Despite the relatively high levels of diacetyl in cigarettes, bronchiolitis obliterans is not well documented among smokers—a point some readers raised as evidence that diacetyl might not be that dangerous to inhale afterall. But Rose told me that's not exactly the case.
"There's absolutely no doubt that cigarette smokers are at risk for respiratory bronchiolitis, which is a different kind of bronchiolitis," Rose told me over the phone. "Whether it's from the diacetyl or a combination of all the other things in cigarettes, that's hard to say."
Rose also pointed out that bronchiolitis obliterans is difficult to diagnose because it mimics the symptoms of other, more common lung ailments like asthma and emphysema, so it could be that smokers are just misdiagnosed.

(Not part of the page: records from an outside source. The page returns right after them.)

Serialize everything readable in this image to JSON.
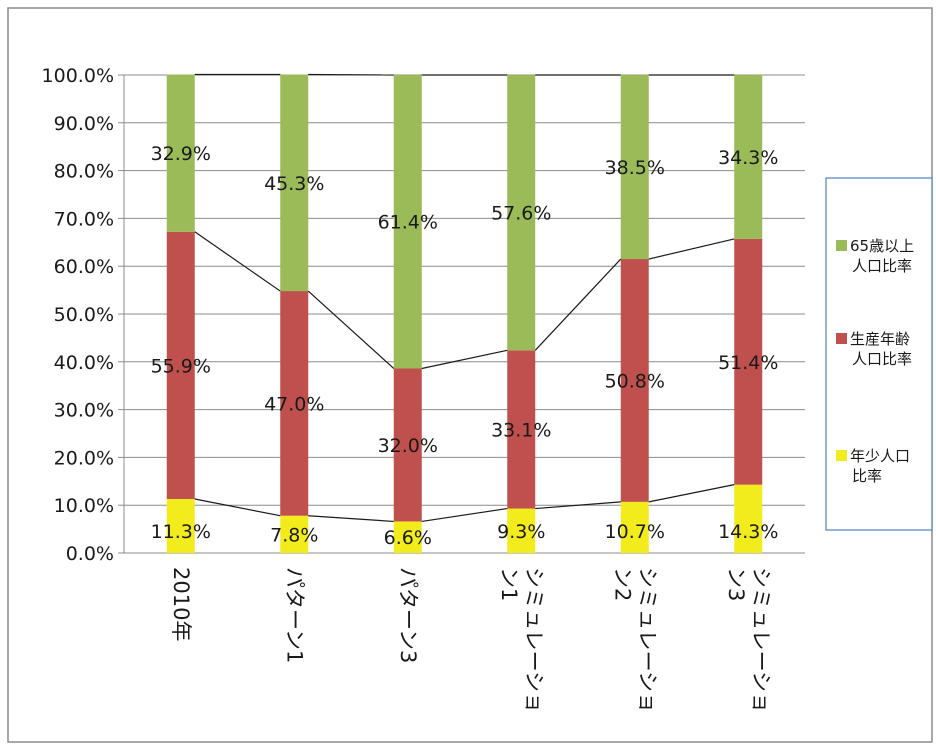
{
  "chart_data": {
    "type": "bar",
    "stacked": true,
    "categories": [
      "2010年",
      "パターン1",
      "パターン3",
      "シミュレーション1",
      "シミュレーション2",
      "シミュレーション3"
    ],
    "category_lines": [
      [
        "2010年"
      ],
      [
        "パターン1"
      ],
      [
        "パターン3"
      ],
      [
        "シミュレーショ",
        "ン1"
      ],
      [
        "シミュレーショ",
        "ン2"
      ],
      [
        "シミュレーショ",
        "ン3"
      ]
    ],
    "series": [
      {
        "name": "年少人口比率",
        "legend_lines": [
          "年少人口",
          "比率"
        ],
        "color": "#f2ec1c",
        "values": [
          11.3,
          7.8,
          6.6,
          9.3,
          10.7,
          14.3
        ],
        "labels": [
          "11.3%",
          "7.8%",
          "6.6%",
          "9.3%",
          "10.7%",
          "14.3%"
        ]
      },
      {
        "name": "生産年齢人口比率",
        "legend_lines": [
          "生産年齢",
          "人口比率"
        ],
        "color": "#c0504d",
        "values": [
          55.9,
          47.0,
          32.0,
          33.1,
          50.8,
          51.4
        ],
        "labels": [
          "55.9%",
          "47.0%",
          "32.0%",
          "33.1%",
          "50.8%",
          "51.4%"
        ]
      },
      {
        "name": "65歳以上人口比率",
        "legend_lines": [
          "65歳以上",
          "人口比率"
        ],
        "color": "#9bbb59",
        "values": [
          32.9,
          45.3,
          61.4,
          57.6,
          38.5,
          34.3
        ],
        "labels": [
          "32.9%",
          "45.3%",
          "61.4%",
          "57.6%",
          "38.5%",
          "34.3%"
        ]
      }
    ],
    "yticks": [
      "0.0%",
      "10.0%",
      "20.0%",
      "30.0%",
      "40.0%",
      "50.0%",
      "60.0%",
      "70.0%",
      "80.0%",
      "90.0%",
      "100.0%"
    ],
    "ylim": [
      0,
      100
    ],
    "grid": true,
    "series_lines": true,
    "legend_position": "right"
  }
}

Still, that's not to say that vaping e-liquids containing diacetyl will definitely cause bronchiolitis obliterans (as some headlines suggested), it's just that there's a potential risk. So why risk it?
"You can't control what's in cigarette smoke hardly at all, but you can control what's in an e-cigarette to some extent," said James Pankow, a chemist at Portland State University who researches cancer risks related to smoking. "If the goal is harm reduction, why would you put in a chemical that's know to be a workplace hazard?"
That's a decision that's up to manufacturers and individual vapers, and the risk depends on a number of factors including the concentration in a particular flavoring and the habits of the vaper. But the only way to make an informed decision is to know that these chemicals are widely used in the first place and to insist on more transparency from manufacturers, which is why studies like the one out of Harvard are so important.
Vaping is a topic rife with contention. Those who have kicked serious smoking habits by switching to e-cigarettes are understandably defensive against any negative attention being shed on what they believe is a potentially life-saving piece of technology. Especially with potentially crushing regulation looming early next year, many vapers are worried about information being misconstrued and misrepresented. And as Mandarano point out, there are powerful interests, like Big Tobacco, that would probably love to see the entire vaping industry extinguished outright.
But knowledge is powerful too, and the best way to ensure a future where safe, responsible vaping can thrive is to continue to seek out the truth, wherever it may lead.